The role of private lenders in the federal program will be up for debate as Congress considers reauthorizing the Higher Education Act. Rep. Virginia Foxx (R-N.C.), chair of the House Committee on Education and the Workforce, has said banks should have a stake in the program. Her Senate counterpart has been silent on the issue, however.
Margaret Atkinson, a spokeswoman for Sen. Lamar Alexander (R-Tenn.), said the chairman of the Senate Committee on Health, Education, Labor and Pensions has not taken a position at this time.
“He will be carefully considering ideas to better operate the federal student loan program — which has been run poorly and is in need of reform,” she said. “In examining any proposal, Alexander will prioritize the best interests of students and taxpayers alike.”
Democratic lawmakers vehemently oppose banks and other private lenders originating federal student loans.
Sen. Patty Murray (Wash.), the ranking Democrat on the committee, said she would “strongly oppose any efforts to revive a program that did more to help big banks than it did to help students pursue higher education.” A Democratic aide on the House education committee said there is no need to expand the role of private actors in a federal program that already relies significantly on private contractors.

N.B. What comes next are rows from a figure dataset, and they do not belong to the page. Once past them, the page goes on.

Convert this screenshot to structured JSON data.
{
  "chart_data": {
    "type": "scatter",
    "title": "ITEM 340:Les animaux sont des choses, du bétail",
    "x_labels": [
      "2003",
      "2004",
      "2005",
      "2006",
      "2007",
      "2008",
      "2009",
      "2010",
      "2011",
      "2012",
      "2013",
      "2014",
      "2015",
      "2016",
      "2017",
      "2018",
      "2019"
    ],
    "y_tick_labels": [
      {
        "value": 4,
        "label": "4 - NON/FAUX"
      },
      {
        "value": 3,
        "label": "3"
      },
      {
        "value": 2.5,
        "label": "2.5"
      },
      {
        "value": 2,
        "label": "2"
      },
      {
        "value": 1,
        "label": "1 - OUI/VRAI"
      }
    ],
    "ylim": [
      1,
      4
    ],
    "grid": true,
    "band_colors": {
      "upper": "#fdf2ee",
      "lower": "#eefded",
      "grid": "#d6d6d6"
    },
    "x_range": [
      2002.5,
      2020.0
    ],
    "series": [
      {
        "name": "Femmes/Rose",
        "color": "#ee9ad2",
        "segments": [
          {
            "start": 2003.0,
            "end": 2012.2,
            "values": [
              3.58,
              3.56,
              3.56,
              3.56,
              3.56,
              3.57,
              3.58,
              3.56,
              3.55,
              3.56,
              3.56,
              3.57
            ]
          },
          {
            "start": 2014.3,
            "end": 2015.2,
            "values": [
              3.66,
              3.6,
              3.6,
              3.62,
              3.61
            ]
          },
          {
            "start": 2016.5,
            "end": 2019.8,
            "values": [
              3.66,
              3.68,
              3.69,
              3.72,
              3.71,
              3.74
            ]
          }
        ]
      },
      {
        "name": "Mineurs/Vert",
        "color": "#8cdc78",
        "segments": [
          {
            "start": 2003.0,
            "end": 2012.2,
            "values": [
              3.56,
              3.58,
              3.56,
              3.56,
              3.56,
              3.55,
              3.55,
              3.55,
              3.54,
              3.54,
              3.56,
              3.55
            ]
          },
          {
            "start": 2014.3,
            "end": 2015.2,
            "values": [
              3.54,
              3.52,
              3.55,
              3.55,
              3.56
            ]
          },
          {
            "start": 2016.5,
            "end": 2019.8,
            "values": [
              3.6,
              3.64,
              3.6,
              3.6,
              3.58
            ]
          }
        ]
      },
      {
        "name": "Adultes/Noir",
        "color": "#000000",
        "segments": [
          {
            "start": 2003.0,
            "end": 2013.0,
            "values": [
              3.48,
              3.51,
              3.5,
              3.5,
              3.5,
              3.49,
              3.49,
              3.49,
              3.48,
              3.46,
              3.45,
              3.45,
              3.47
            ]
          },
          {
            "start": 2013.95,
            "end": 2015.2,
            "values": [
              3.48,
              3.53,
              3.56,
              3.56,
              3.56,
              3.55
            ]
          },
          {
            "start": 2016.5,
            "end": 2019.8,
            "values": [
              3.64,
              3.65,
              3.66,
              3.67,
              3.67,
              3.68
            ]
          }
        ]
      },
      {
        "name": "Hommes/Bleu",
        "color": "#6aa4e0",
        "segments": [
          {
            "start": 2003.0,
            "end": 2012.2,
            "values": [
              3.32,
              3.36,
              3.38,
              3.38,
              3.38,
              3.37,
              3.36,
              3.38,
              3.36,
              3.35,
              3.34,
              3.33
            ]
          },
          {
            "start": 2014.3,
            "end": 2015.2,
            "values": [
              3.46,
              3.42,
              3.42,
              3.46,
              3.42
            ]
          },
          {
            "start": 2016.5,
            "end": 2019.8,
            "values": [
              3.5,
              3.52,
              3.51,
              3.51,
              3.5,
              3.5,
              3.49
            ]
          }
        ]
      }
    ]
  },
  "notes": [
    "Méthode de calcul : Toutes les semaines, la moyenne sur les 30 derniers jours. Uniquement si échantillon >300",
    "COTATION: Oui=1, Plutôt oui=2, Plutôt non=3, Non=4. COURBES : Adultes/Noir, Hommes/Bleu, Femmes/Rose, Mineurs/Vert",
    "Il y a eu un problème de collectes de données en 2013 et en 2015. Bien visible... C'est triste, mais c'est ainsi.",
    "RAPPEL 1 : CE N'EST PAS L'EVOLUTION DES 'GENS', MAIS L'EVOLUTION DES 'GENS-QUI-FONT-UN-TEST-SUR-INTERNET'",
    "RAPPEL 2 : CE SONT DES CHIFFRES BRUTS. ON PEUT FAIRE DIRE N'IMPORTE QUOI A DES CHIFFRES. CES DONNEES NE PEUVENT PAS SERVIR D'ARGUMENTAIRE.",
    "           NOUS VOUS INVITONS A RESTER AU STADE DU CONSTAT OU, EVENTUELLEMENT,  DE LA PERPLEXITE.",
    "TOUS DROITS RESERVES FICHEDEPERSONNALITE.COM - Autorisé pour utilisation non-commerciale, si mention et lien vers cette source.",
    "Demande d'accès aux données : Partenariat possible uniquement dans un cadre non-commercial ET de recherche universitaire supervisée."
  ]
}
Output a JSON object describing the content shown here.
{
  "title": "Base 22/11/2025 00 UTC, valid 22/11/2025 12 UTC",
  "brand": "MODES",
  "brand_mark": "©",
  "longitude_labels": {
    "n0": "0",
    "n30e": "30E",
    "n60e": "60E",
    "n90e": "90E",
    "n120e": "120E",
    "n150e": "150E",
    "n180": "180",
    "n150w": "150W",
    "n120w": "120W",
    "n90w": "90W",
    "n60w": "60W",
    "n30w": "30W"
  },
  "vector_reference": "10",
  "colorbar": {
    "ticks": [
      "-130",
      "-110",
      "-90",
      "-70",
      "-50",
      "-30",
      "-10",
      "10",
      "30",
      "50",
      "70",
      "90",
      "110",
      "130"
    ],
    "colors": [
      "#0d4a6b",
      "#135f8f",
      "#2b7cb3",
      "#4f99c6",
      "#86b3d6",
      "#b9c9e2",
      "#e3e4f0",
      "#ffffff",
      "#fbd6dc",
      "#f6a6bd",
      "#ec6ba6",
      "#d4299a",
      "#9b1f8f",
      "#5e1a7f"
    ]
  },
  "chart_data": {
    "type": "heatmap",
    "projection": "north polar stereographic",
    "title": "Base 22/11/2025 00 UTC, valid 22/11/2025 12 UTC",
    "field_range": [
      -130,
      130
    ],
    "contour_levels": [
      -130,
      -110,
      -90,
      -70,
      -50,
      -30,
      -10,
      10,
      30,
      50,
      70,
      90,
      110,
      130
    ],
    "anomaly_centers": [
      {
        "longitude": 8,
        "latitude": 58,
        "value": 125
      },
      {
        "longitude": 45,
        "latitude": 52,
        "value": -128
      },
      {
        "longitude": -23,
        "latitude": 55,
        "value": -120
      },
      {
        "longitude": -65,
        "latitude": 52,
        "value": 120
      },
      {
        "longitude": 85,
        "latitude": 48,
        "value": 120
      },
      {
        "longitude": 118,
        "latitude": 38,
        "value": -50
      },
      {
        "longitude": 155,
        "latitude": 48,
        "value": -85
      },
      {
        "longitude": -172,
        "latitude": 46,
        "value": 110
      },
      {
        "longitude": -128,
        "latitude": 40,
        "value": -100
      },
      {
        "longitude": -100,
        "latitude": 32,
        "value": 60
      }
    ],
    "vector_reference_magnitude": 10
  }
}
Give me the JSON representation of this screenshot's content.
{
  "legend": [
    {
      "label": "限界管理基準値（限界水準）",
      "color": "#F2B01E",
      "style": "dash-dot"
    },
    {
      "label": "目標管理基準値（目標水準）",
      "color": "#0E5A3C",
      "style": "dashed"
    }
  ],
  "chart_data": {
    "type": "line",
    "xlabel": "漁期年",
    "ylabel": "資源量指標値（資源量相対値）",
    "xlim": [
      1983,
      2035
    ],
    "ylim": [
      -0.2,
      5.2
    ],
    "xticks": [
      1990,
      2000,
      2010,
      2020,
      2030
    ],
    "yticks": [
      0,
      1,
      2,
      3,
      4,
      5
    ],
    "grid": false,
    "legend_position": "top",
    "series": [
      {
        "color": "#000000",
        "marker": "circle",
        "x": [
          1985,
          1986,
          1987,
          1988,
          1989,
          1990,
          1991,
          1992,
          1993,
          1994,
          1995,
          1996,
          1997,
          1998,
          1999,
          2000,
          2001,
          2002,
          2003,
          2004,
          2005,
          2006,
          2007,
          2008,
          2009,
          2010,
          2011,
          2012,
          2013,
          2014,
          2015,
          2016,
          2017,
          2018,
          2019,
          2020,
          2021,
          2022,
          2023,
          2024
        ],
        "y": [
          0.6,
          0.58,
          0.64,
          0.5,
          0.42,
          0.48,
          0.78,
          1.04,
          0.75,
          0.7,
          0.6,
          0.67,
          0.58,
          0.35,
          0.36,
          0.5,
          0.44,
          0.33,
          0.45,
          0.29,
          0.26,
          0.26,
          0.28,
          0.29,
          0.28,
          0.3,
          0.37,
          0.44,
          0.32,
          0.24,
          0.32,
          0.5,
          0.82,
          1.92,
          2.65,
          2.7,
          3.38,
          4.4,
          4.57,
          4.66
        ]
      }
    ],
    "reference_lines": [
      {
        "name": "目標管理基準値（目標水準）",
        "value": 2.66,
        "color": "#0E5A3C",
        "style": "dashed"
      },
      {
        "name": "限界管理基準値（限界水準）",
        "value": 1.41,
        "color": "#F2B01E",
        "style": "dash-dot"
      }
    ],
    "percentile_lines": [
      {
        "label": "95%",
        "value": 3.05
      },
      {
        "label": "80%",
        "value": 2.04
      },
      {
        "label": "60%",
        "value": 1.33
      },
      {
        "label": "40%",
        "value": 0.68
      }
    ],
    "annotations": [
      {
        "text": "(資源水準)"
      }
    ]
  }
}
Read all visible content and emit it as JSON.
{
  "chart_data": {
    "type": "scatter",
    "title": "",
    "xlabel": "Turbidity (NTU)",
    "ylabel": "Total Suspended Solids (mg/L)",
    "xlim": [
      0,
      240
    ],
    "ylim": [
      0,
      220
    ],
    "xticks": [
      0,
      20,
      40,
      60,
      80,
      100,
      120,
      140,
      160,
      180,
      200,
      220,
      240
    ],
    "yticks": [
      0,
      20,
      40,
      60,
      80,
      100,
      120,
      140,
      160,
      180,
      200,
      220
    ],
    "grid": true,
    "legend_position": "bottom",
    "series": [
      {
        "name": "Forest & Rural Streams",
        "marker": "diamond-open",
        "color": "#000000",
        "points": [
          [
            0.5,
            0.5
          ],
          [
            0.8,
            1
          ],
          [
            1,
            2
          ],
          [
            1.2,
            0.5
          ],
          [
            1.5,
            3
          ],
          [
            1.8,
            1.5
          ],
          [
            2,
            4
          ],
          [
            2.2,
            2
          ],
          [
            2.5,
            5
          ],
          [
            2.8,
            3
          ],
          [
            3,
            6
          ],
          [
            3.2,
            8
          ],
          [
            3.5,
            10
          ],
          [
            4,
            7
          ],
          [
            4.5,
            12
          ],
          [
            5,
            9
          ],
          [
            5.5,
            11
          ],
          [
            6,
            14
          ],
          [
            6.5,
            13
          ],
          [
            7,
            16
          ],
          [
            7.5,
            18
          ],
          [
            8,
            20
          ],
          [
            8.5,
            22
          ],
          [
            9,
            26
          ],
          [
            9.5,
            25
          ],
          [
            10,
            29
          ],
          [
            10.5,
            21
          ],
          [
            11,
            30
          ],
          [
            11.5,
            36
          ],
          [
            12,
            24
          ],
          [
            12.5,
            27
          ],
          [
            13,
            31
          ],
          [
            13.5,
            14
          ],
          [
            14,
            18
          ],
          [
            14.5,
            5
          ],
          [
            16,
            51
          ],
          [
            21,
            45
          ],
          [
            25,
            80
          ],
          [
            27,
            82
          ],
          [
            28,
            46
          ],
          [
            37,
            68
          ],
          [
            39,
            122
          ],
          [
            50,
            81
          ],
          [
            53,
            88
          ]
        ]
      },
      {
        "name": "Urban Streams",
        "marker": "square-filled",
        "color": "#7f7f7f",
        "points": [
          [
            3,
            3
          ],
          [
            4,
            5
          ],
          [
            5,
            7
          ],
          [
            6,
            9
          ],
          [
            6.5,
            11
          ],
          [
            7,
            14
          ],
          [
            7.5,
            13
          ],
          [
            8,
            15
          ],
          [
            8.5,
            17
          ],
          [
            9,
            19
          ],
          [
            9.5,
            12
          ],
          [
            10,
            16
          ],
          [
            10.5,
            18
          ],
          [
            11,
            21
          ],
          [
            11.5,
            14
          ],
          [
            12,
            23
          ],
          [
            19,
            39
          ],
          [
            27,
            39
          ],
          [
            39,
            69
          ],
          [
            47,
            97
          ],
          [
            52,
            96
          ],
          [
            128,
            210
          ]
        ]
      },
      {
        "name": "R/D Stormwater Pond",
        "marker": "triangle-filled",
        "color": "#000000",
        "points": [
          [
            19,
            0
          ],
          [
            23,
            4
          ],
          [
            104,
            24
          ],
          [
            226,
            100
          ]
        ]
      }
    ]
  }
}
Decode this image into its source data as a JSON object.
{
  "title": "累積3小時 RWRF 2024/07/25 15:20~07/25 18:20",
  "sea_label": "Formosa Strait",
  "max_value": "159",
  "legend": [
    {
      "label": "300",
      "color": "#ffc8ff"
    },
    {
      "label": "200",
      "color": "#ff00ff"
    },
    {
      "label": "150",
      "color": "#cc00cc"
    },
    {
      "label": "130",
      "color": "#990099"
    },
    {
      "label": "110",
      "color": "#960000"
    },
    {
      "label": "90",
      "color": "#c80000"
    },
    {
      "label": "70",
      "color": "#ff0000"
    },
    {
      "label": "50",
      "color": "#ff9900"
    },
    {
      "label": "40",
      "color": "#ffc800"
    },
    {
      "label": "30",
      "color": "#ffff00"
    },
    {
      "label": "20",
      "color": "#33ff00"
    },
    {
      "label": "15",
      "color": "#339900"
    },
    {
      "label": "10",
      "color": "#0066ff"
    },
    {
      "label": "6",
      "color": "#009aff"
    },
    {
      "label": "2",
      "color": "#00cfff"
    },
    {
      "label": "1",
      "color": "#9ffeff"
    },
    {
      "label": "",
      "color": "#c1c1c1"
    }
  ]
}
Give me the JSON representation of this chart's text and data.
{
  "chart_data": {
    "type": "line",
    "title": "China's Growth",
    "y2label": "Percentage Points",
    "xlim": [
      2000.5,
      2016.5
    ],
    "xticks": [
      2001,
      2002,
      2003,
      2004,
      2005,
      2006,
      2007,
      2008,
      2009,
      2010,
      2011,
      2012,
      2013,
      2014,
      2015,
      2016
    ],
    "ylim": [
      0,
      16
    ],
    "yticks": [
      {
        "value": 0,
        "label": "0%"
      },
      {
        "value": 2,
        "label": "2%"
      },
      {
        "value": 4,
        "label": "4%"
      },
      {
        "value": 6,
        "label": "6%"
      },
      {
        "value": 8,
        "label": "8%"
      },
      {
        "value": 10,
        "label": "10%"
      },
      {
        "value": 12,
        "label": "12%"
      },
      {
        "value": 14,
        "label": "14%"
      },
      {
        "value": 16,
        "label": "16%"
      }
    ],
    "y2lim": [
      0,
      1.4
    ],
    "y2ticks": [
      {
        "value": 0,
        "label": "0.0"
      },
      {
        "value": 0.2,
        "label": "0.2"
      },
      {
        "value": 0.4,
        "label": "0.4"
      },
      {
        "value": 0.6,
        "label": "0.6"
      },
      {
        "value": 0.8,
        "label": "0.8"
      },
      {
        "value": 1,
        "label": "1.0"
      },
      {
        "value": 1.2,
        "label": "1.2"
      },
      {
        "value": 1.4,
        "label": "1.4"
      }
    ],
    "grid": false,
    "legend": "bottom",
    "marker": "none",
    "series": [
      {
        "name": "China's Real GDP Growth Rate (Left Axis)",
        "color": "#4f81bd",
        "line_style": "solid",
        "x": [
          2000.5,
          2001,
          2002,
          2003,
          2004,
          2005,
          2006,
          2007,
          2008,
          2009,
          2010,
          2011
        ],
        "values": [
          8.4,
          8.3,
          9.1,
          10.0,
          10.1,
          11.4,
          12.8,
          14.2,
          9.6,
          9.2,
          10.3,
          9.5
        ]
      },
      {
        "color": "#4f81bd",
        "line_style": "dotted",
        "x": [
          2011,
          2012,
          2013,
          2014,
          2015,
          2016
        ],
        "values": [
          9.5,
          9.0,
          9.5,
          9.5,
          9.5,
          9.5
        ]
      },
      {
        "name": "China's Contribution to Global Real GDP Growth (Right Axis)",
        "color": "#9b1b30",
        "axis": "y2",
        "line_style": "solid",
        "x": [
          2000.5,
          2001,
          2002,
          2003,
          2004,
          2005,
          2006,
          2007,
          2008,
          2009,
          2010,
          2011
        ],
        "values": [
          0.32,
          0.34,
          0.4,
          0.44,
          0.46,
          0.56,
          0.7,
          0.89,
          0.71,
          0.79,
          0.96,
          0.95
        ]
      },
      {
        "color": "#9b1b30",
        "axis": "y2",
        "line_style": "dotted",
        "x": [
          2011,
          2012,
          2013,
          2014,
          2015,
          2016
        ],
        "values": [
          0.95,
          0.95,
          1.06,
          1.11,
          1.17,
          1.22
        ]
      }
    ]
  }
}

To be sure, Delisle believes banks should play a role in the student loan market. Rather than subsidize private lenders, he said the federal government should cede the parent and graduate loan business to them. Unlike undergraduate students, parent and graduate borrowers have had a chance to establish earnings and credit histories, making them good candidates for purely private loans, he wrote.
Wells Fargo, Citizens Bank and Discover Financial already offer graduate student loans, while Sallie Mae and Citizens have rolled out parent loan products without origination fees that the government charges.
“In an attempt to get at a policy that reduces the federal role in the student loan market, conservatives and Republicans have latched onto this guaranteed loan program as a way to do it, and it’s not,” Delisle said. “If you want to reduce the federal government’s role, the places to do that are graduate student loans and parent loans.”
Democrats say placing restrictions on parent loans could hurt low-income families with a slim chance of accessing credit in the private market. They also contend that private loans have weaker consumer protections and more rigid repayment terms than federal loans.
“It’s important to think about what the unintended consequences are for rolling that program back, and whether certain groups of students would be affected if those programs were not available,” Hiler said.